Ohio State announces vaccination requirement
Decision follows full FDA approval of Pfizer vaccine
The Ohio State University
Ohio State University President Kristina M. Johnson sent the following message to students, faculty and staff today (Aug. 24).
Dear Students, Faculty and Staff:
The rising prevalence of the more transmissible Delta variant is fueling the resurgence of COVID-19 cases and hospitalizations – including in young and otherwise healthy unvaccinated people. Central, southern and southeastern Ohio have now recorded the highest number of hospitalized COVID-19 patients since January. Further, the number of hospitalized patients in these areas of the state rose an alarming 448% between mid-July and mid-August.
Throughout the pandemic, the university has taken measures to help keep our Ohio State community safe and healthy. With Monday’s news that the U.S. Food and Drug Administration has granted full approval to the Pfizer-BioNTech vaccine, Ohio State will now require every student, faculty and staff member to be vaccinated against COVID-19. The university is taking this step because vaccines are the safest and most effective form of protection against COVID-19. We are focused on enhancing the health and safety of our community. This step will increase our ability to support our students in continuing their educational experiences as well as help protect our current and the state’s future workforce.
Scientists have learned a significant amount about the Delta variant, and this research underscores why being vaccinated is critical to combating COVID-19. Studies show that the Delta variant can be orders of magnitude (in one study, 1,000 times) more severe and it affects younger people in higher percentages than the original coronavirus strain. Additionally, vaccinated individuals can transmit the Delta variant – at least for the first few days that they are infected – even if they are not sick themselves. These factors combined mean it is also much more transmissible than the initial strains of COVID-19.
The good news is that vaccinated individuals, though they can get COVID-19, are less contagious than unvaccinated individuals and they are significantly less likely to be hospitalized or die from the virus. Masks also continue to be an effective tool at combating the spread of COVID-19. That is why we are implementing our vaccine requirement with urgency as well as continuing our protocol to require everyone to wear masks indoors regardless of vaccination status.
The deadline for all Ohio State students, faculty and staff to have at least the first dose is Friday, October 15, 2021. For people receiving a two-dose sequence, the second dose deadline is November 15, 2021. This vaccination requirement mirrors the Wexner Medical Center’s announcement. More than 73% of our community has had at least one shot already, and this step will further protect us all. We also stand the best chance of continuing to enjoy the traditions that we love throughout the academic year with higher vaccination rates in our campus community.
If you have already been vaccinated, thank you. Details about the reporting process will be announced in the coming weeks.
Getting your vaccine is free and easy:
- You can walk in for an appointment today or schedule one on Ohio State’s Columbus campus or at Wexner Medical Center locations around central Ohio. There are also sites throughout the state of Ohio, including in the communities in which the university’s campuses are located, so it is easy to find a location near you.

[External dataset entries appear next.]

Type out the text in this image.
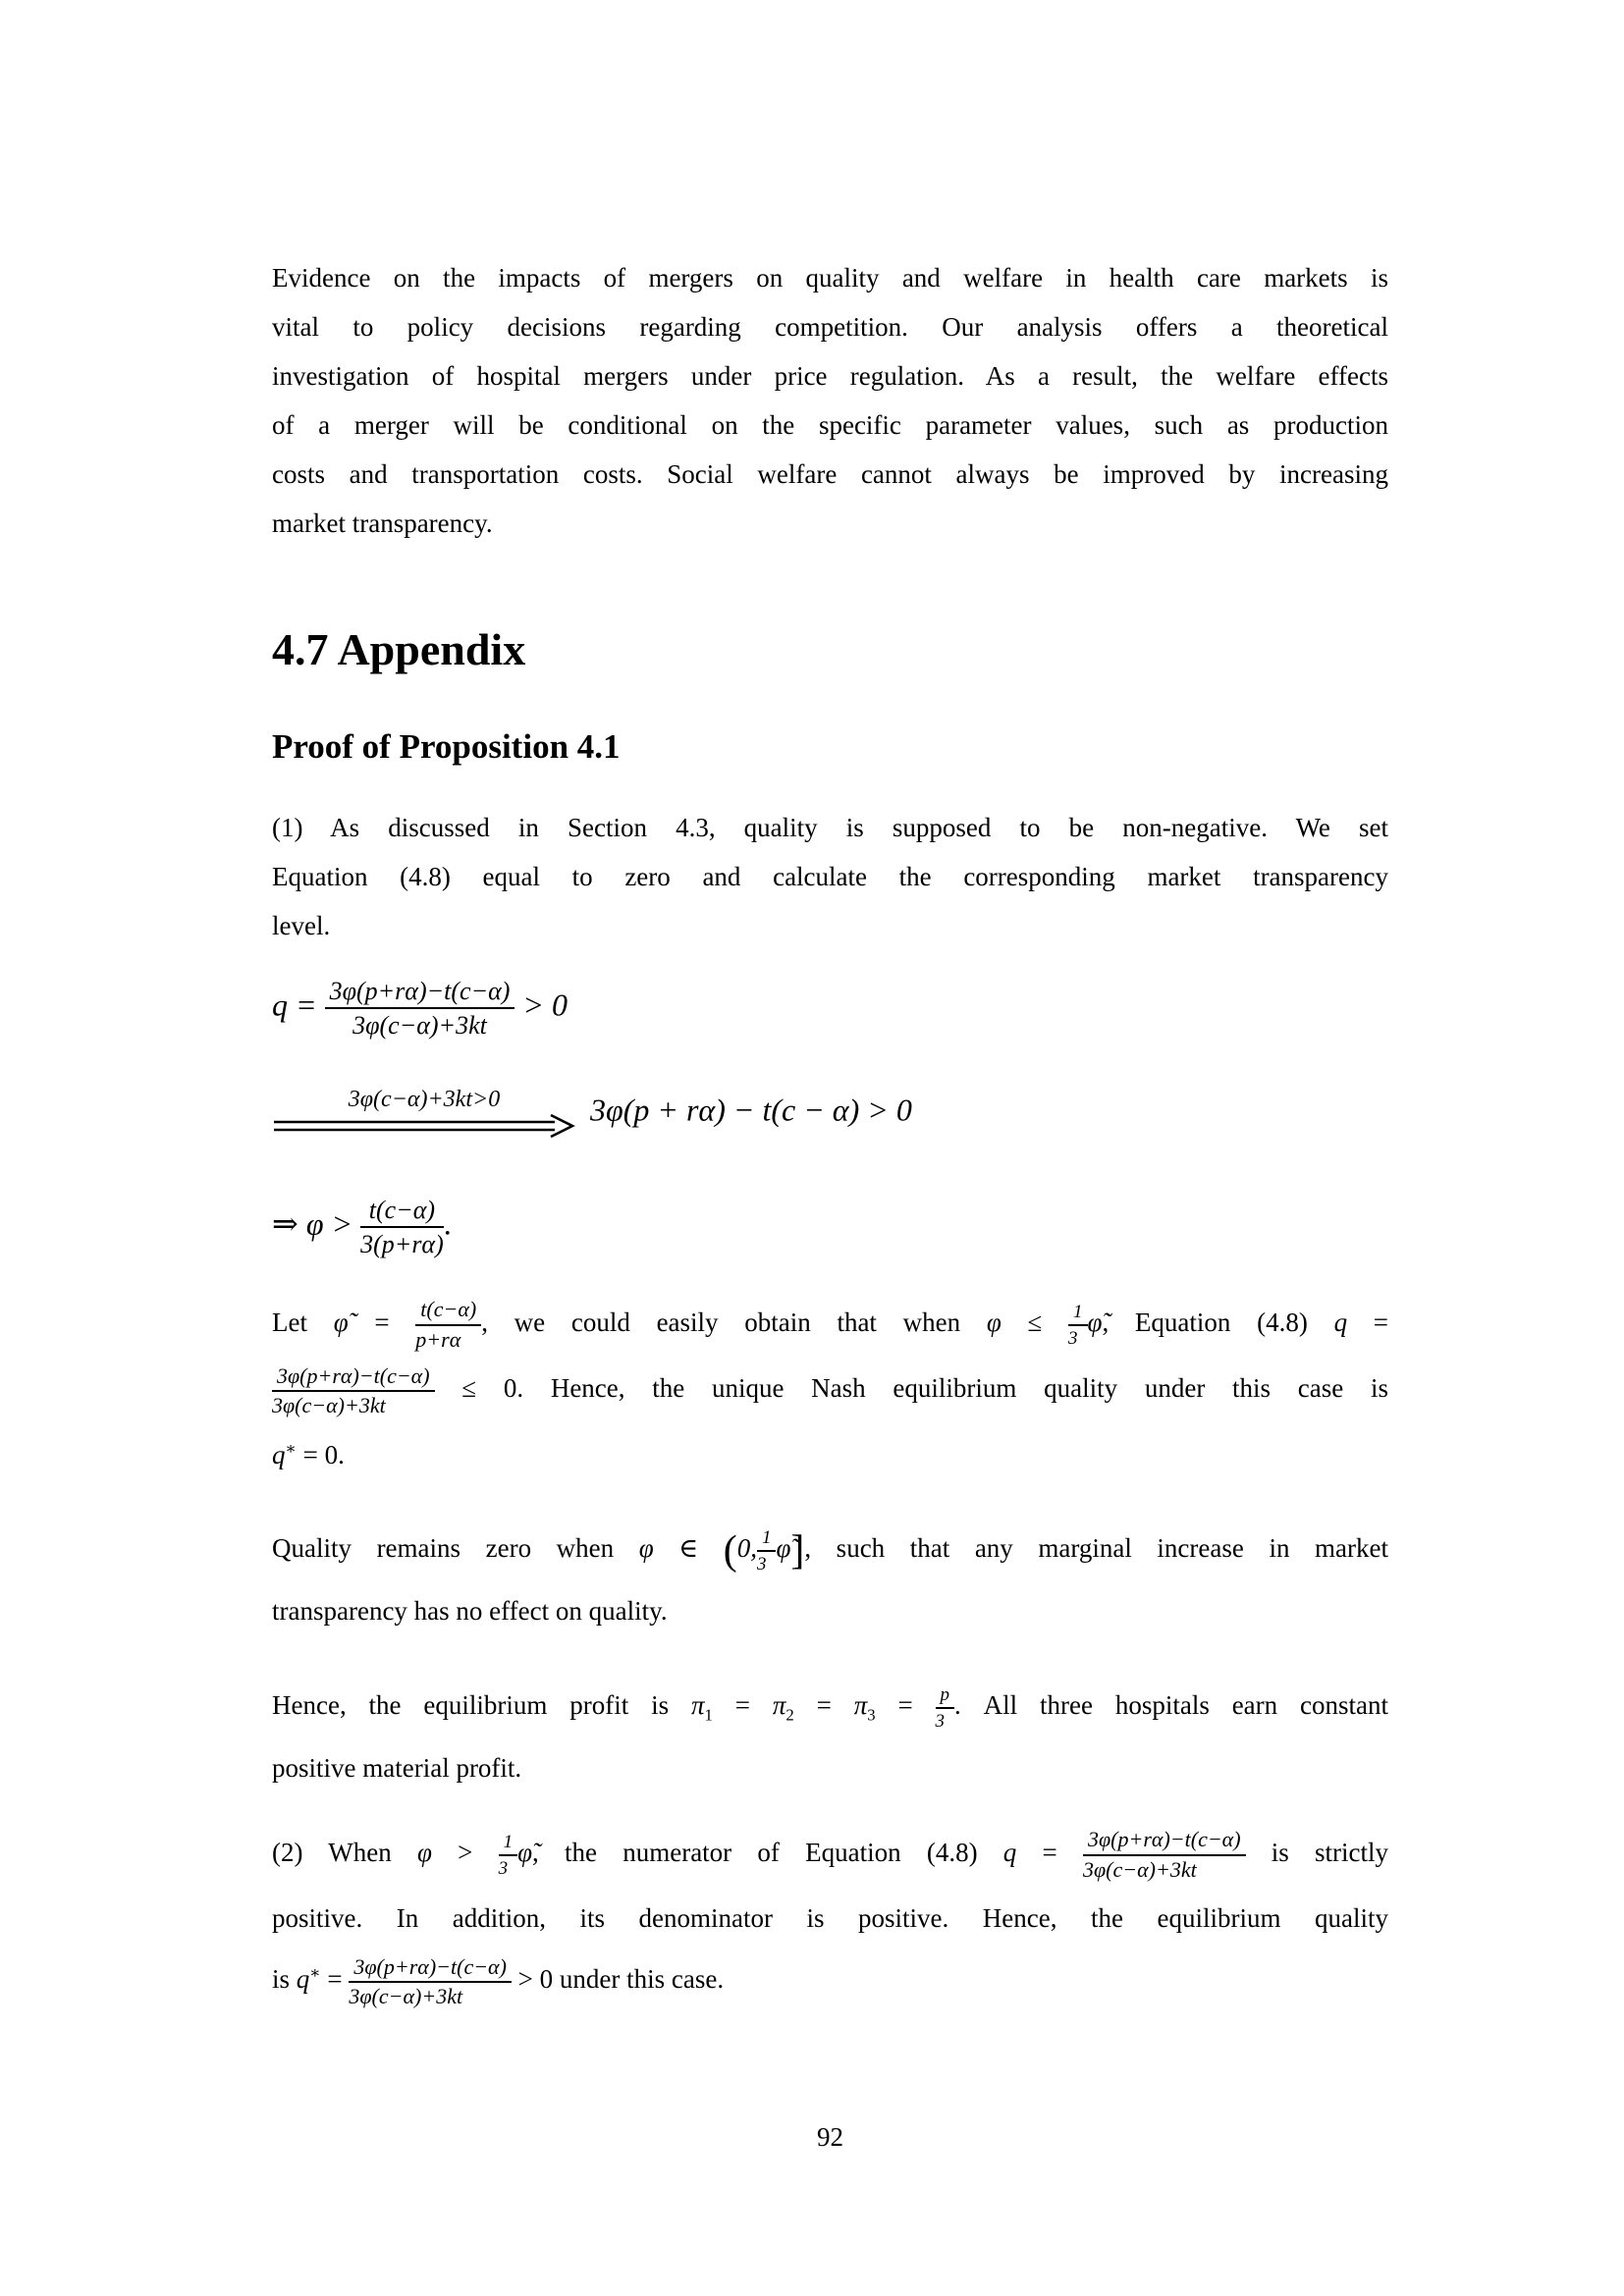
Evidence on the impacts of mergers on quality and welfare in health care markets is
vital to policy decisions regarding competition. Our analysis offers a theoretical
investigation of hospital mergers under price regulation. As a result, the welfare effects
of a merger will be conditional on the specific parameter values, such as production
costs and transportation costs. Social welfare cannot always be improved by increasing
market transparency.
4.7 Appendix
Proof of Proposition 4.1
(1) As discussed in Section 4.3, quality is supposed to be non-negative. We set
Equation (4.8) equal to zero and calculate the corresponding market transparency
level.
$q = \frac{3\varphi(p+r\alpha)-t(c-\alpha)}{3\varphi(c-\alpha)+3kt} > 0$
3φ(c−α)+3kt>0	3φ(p + rα) − t(c − α) > 0
⇒ $\varphi > \frac{t(c-\alpha)}{3(p+r\alpha)}$ .
Let φ̃ = $\frac{t(c-\alpha)}{p+r\alpha}$ , we could easily obtain that when $\varphi \le \frac{1}{3}$ φ̃, Equation (4.8) q =
$\frac{3\varphi(p+r\alpha)-t(c-\alpha)}{3\varphi(c-\alpha)+3kt} \le 0$. Hence, the unique Nash equilibrium quality under this case is
q∗ = 0.
Quality remains zero when φ ∈ (0, $\frac{1}{3}$ φ̃], such that any marginal increase in market
transparency has no effect on quality.
Hence, the equilibrium profit is $\pi_1 = \pi_2 = \pi_3 = \frac{p}{3}$ . All three hospitals earn constant
positive material profit.
(2) When $\varphi > \frac{1}{3}$ φ̃, the numerator of Equation (4.8) $q = \frac{3\varphi(p+r\alpha)-t(c-\alpha)}{3\varphi(c-\alpha)+3kt}$ is strictly
positive. In addition, its denominator is positive. Hence, the equilibrium quality
is $q^∗ = \frac{3\varphi(p+r\alpha)-t(c-\alpha)}{3\varphi(c-\alpha)+3kt} > 0$ under this case.
92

The Pfizer-BioNTech vaccine is currently the only FDA fully approved vaccine, though Moderna, Johnson & Johnson or World Health Organization-approved vaccines will also be accepted to meet this requirement. Please note that boosters may be required in the future. A limited set of exemptions will be approved on a case-by-case basis (read more about the exemptions). Additional information, including non-compliance measures, is available on the Safe and Healthy Buckeyes website.
There is strong support for this requirement in our community, including student, faculty, staff and university leadership. From the beginning of the pandemic, we have made data-driven, science-based decisions and followed the guidance of medical and public health professionals, including the U.S. Centers for Disease Control and Prevention and state and local public health partners. The health and safety of our community is and always will be a top priority. Thank you for doing your part to protect our campus community.